Problem/Motivation
Two or three weeks ago I've done an impromptu user test, asking attendees of the Drupal Dojo Austin about their first impression about certain parts of Project Browsers browser page. For the reference, that nights attendees were @rocketeerbkw and @cutehair. Back then the changes for renaming the source types to Contrib modules
& Core Modules
just went in, and i've enabled all available source typescontrib modules
, recipes
, and core modules
on the instance. When looking at admin/modules/browse
their initial reactions were:
- There are so many secondary tabs. one attendee said they dont like the tabs, why are there tabs at all in the first place?
- The secondary tab labels were all challenging.
recipes
said nothing to one attendee, sounded like something to do. while contrib modules
and core modules
, they knew, but considered potentially confusing for people in particularly new new to drupal.

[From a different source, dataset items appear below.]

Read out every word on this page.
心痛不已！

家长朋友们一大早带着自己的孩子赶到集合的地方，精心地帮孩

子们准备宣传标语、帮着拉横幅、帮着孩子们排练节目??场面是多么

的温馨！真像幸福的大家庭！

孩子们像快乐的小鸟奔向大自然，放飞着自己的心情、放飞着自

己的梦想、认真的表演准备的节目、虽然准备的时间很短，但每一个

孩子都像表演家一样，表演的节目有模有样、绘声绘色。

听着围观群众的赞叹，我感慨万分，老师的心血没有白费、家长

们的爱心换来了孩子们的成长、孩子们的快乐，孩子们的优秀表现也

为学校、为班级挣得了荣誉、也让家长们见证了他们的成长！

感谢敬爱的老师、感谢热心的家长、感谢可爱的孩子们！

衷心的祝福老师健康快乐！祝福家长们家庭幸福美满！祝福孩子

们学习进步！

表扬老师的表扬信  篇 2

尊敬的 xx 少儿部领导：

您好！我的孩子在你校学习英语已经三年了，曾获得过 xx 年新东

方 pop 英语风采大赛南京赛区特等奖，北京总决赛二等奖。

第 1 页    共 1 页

- There was the question about the purpose of the
core modules
source type, isolated it seemed not to provide any benefit nor purpose.
Steps to reproduce
Proposed resolution
For @rocketeerbkw's, from a experience perspective those three secondary local tabs are the same thing as another filter drop down. In his ideal world he wouldnt have to bother about searching in modules, core modules, recipes, or any other available source types. He raised the following exemplary task: "a user wants to install a contact module and searches for the string "contact" in project browser". for the core source type he finds the contact module, in recipes he then mayb finds recipes that add for example contact blocks, searching on contrib he gets all the contrib modules in relation to the term contact, same as on any other available source type. he would have to step through every available source type to make sure one might contain something related to their search objective. more ideal would be a search bar to find everything (what project browser is already doing but the interface is communicating in a potentially confusing way -
#3457966-6: Filter (categories) selection is leaking over into other sources โ
). Why one has to search in multiple tabs. in the current implementation it is easy to miss and not to find what you are searching for when you have to step through the different source type tabs. so technically @rocketeerbkws's suggestion was moving the list of available source types from secondary tabs into a new multi select filter with the default option to show all source types.
The main problem i see with this approach is that none of the available source types has an identical set of filters. that makes this endeavor a "bit" tricky.
An intermediate step we'Ve discussed would be to at least merge the contrib and core source type into one filter type. those two source types have a similar set of filters so you are able to search contrib and core together. cuz at the moment the core source type lacks sort of a purpose but having at least those two source types within a filter, for one you could call the secondary tab just modules instead of contrib modules and core modules which would make it less confusing for in particular new users. the tab is about the concept of modules, contrib and core are subsets of the concept of a module. and then you would be able to search for core and contrib at once and that way would already see modules in that search context that are already installed or available for core while also seeing the results for additional contrib modules on d.o.
another downside, by moving things from different source types, into a single filter, is the point about if a context for source type is the local file system or a remote repository on d.o or a private repository somewhere lese. that is another aspect that makes molding different sourcetypes together into a single search experience potentially problematic.
But overall i thought it is worth raising and bringing those ideas to a broader discussion. At the moment it is still a loose collection of thoughts and discussion artifacts.